Still lifes metaphorically show the transitoriness and the man-made interventions and changes of fate. Brigitte Lustenberger has been dealing with the theme of transience for some time now - on several levels. On the one hand, there is the selection, the staging, the observation of the 'passing and withering' of objects and the photographing, the capturing on negative, which is equivalent to the pausing of a moment. Thus Lustenberger reflects on life and death, our transience - and works against it by trying to counteract decay (in a photographic way).
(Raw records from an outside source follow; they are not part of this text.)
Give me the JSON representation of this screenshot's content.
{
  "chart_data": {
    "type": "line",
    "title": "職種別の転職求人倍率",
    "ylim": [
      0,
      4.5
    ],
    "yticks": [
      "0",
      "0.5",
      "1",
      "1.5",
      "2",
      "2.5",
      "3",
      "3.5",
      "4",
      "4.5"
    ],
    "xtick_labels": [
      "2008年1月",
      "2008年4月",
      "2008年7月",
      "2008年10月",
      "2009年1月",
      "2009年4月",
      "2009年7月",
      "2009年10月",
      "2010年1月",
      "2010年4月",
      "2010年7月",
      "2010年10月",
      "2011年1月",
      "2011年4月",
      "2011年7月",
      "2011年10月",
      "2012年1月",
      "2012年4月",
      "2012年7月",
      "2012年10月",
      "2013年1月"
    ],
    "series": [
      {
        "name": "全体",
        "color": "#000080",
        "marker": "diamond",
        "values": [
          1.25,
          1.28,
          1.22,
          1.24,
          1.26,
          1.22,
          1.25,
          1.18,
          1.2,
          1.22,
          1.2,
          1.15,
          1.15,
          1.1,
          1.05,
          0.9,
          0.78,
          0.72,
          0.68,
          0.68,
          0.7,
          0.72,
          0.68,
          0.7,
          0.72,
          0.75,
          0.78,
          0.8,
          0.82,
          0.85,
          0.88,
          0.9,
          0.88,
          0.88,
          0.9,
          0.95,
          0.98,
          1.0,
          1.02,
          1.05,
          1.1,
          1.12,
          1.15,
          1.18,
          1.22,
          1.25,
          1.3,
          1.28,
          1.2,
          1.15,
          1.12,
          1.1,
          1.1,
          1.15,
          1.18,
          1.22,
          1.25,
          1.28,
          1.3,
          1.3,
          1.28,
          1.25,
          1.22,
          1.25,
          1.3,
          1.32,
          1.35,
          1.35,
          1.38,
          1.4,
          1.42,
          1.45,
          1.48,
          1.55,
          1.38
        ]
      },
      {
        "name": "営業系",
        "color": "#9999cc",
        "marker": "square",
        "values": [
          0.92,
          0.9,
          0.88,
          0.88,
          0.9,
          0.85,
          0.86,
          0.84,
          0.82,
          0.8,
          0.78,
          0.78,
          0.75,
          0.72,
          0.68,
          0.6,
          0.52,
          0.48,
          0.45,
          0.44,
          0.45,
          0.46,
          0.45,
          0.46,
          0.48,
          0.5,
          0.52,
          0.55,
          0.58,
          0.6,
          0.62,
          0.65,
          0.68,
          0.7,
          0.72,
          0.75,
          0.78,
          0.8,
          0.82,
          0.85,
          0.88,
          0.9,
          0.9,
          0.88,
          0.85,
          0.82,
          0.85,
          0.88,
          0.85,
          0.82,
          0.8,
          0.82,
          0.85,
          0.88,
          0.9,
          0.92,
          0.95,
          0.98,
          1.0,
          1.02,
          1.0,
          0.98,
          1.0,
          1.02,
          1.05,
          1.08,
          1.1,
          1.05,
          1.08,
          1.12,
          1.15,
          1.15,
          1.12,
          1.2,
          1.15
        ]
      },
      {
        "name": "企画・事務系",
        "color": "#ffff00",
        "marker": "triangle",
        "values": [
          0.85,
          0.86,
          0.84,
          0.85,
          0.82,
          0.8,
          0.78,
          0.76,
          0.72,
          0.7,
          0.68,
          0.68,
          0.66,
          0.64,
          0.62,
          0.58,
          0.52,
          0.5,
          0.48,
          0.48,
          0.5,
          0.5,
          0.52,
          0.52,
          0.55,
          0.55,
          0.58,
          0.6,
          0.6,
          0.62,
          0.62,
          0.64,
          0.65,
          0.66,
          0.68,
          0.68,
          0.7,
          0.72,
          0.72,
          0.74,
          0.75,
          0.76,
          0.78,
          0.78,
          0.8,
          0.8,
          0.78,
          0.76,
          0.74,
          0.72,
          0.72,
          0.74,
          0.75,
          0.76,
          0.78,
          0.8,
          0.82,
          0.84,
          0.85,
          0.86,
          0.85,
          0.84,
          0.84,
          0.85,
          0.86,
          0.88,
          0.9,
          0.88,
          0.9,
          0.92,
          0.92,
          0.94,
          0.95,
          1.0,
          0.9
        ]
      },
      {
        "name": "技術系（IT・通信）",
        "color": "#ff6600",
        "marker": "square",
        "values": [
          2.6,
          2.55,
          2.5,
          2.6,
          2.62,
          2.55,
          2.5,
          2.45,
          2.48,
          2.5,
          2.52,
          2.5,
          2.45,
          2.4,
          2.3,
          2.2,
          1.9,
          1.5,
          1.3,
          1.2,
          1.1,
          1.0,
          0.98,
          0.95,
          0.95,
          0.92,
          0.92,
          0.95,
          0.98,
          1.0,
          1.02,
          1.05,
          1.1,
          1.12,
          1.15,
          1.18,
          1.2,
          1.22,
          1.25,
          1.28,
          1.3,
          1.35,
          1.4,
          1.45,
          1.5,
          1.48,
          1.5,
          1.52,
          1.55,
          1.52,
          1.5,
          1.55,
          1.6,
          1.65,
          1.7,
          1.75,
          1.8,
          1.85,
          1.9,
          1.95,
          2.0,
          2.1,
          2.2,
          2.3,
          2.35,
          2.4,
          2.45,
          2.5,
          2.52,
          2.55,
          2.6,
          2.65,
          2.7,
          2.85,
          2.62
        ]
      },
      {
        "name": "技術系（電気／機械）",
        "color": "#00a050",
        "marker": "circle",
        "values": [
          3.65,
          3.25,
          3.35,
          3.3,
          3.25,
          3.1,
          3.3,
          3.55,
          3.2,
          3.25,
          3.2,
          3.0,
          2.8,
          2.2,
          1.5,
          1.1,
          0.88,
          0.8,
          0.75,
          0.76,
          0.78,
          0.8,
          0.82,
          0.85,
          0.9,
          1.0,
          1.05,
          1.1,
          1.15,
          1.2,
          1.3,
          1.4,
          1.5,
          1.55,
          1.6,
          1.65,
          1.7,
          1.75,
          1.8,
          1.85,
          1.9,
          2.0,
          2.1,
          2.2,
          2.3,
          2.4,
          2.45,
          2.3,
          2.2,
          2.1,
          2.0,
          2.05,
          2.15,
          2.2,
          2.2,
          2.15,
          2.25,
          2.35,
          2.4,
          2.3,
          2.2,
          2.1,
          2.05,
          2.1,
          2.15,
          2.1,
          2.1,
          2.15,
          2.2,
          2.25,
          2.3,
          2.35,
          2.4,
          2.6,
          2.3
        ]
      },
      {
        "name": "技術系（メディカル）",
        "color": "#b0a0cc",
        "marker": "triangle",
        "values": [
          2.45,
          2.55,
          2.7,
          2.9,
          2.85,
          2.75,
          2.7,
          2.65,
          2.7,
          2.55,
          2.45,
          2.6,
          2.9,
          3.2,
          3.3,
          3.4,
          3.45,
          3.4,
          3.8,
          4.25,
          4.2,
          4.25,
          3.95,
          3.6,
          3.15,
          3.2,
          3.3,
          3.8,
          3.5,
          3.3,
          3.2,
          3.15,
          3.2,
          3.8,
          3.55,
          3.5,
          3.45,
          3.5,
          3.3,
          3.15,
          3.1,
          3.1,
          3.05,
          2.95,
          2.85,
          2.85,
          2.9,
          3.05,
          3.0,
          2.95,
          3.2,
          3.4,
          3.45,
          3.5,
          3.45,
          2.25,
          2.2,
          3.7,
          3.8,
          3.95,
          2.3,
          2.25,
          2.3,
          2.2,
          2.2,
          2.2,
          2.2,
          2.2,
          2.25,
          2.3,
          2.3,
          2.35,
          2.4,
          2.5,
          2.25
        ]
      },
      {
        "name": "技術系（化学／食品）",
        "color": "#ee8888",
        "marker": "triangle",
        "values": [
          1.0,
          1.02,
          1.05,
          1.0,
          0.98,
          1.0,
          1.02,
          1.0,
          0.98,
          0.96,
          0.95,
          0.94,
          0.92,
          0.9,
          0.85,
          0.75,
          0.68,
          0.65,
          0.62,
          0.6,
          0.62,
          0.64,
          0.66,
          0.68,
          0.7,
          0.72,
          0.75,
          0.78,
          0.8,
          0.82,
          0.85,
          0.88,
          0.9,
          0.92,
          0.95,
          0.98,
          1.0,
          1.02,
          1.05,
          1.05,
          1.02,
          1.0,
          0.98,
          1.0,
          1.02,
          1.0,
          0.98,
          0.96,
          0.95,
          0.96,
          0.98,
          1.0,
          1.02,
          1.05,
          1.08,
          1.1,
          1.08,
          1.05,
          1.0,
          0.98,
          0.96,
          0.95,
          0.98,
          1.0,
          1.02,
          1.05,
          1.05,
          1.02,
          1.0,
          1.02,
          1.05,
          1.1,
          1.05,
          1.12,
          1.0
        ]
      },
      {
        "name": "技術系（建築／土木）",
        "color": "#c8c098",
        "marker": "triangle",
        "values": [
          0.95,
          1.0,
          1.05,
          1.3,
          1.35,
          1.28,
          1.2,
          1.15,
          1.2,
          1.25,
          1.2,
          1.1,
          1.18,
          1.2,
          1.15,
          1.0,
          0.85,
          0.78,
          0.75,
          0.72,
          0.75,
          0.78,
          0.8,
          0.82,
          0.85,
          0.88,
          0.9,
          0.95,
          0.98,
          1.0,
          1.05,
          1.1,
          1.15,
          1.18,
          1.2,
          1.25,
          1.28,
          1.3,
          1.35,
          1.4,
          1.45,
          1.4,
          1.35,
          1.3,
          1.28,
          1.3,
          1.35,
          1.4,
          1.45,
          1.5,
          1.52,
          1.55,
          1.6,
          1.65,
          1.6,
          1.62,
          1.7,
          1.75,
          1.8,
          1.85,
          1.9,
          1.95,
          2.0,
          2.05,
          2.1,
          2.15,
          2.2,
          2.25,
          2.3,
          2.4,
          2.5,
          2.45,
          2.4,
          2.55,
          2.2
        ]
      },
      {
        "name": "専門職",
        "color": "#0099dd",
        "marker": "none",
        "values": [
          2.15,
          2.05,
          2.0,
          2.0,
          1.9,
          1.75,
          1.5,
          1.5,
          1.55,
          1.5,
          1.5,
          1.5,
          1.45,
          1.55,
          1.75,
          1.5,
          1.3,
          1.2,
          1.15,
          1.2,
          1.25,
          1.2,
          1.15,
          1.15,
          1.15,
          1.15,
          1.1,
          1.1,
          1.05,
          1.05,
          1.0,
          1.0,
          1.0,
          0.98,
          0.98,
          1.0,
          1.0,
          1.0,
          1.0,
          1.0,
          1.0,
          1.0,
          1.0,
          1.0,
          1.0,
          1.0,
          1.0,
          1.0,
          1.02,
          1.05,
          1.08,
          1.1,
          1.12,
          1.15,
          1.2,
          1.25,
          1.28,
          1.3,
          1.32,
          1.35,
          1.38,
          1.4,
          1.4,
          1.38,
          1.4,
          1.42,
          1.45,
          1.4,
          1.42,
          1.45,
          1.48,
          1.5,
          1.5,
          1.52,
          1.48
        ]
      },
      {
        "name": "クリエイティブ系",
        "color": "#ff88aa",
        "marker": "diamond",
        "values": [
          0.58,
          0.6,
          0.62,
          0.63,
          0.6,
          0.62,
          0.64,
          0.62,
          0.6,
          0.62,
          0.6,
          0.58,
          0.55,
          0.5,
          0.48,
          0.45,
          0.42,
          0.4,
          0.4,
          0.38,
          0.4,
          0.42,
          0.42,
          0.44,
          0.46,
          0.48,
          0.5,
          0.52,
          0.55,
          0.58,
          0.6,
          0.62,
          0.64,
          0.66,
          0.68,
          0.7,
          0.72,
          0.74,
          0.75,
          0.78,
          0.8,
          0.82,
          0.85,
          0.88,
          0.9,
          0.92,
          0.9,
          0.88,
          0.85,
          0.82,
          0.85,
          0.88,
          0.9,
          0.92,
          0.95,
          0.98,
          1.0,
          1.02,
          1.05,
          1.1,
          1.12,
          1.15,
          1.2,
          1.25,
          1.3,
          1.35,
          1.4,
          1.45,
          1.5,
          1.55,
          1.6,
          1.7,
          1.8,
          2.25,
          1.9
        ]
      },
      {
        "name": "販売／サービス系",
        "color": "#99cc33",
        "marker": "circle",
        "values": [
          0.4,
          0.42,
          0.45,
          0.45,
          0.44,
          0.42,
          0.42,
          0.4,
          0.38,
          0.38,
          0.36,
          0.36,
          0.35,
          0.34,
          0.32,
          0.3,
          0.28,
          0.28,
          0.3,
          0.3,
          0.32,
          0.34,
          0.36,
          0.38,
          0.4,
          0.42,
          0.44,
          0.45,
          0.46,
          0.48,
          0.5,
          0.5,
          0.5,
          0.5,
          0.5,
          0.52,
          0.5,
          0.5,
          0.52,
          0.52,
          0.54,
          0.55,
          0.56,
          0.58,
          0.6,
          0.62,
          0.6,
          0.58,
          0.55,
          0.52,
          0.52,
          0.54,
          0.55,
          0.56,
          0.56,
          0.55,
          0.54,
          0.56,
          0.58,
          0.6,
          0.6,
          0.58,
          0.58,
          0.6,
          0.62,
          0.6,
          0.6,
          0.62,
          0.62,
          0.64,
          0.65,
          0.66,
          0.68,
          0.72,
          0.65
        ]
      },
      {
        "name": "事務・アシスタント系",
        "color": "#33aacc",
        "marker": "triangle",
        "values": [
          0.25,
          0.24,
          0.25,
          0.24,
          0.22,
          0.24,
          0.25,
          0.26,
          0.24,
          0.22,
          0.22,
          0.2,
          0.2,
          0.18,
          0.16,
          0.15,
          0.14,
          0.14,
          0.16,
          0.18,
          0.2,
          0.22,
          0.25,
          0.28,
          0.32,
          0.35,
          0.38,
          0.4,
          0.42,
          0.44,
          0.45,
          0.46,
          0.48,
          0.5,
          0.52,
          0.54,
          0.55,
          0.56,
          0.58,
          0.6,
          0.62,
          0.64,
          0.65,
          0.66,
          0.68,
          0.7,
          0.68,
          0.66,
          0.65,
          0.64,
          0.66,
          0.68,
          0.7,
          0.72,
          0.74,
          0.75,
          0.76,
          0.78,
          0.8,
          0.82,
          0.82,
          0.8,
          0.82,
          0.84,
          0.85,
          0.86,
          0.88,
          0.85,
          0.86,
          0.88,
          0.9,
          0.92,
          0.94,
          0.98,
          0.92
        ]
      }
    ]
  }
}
On the other hand, she intensively explores the medium of photography. Photography seems to stop transience, because it captures moments and seems to snatch them away from transience. But these captured moments are ultimately only representations of the past - a (supposed) imprint of an object or an event. It is therefore easy to understand that all her photographs are created in an analogous manner (negative and photographic print). The light leaves an 'imprint' on the negative, which is then left on photographic paper by a light source. In digital photography, the light still draws on the digital chip, but as soon as the image is further processed, it is translated into binary codes and the visible trace of the light disappears in zeros and ones.
She works primarily with existing light, i.e. she worked only with window light. The exposure times are often very long, between a quarter of a second and several minutes. This results in a fine light that brings the subjects out of the dark: the light draws and paints - a homage to analogue photography. The process of leaving traces on the negative thus becomes an intense experience in itself.